How might FROSTR fit, if at all, with the above problem statement?

Been v impressed with frostr so far, but I'm still wrapping my head around it. I'm a taproot person so really love to see this work happening. My initial thought is that we are looking at complementary solutions, but I need to think this through a bit more. Very much open to collaboration!

[vitorpamplona]

I think FROST requires a remote signer in the same way NIP-46 does... No?

So, if that is a key restriction of the use case here, then it's no good.

[mikedilger]

In the masterkey/subkey scheme I envisioned for nostr-next, certain documents could only be created by (and should only be recognized by) the master key. Things like relay lists and metadata. Yes, it makes changing your relays more of a PITA, but a rogue subkey changing your relays is too much of a security risk IMHO.

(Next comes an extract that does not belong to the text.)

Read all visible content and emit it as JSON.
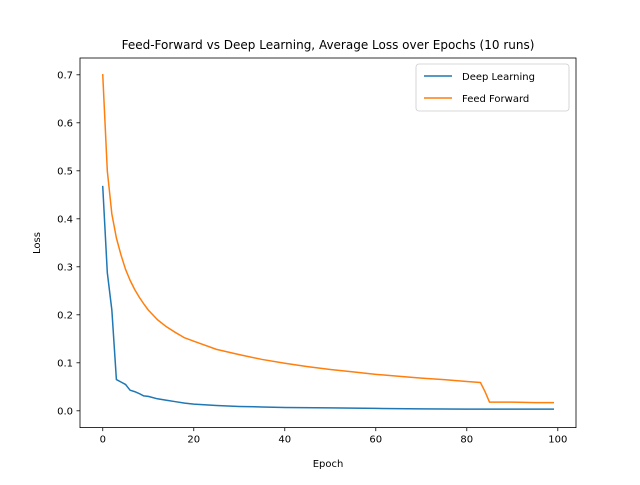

But here we are saying the subkeys each have their own metadata, and maybe each their own relay lists. That might get complicated. Something to brainstorm on.

Also, the masterkey should publish revocation information on subkeys, and I think a revocation date is important. If a key was stolen in July, or is just no longer used, maybe you still trust events signed in June.

[mikedilger]

For clients that don't support this, they will see the profile and relays of the subkey. So we have to keep such things and they might get out of sync from master, but whatever. I think also that one of your devices could be using a subkey even if it doesn't support this NIP. Basically, support is optional. Without it, there are multiple melvincarvalho accounts, with it they are bound together. Is this right?

[1l0]

related? #1709

[mikedilger]

I've done a simple version here. I think it should be simple. #1837

Note that for encrypting data to a person we need a different additional scheme like what @fiatjaf proposed recently, which I take as a first-step that has to roll out before the masterkey-subkey thing does.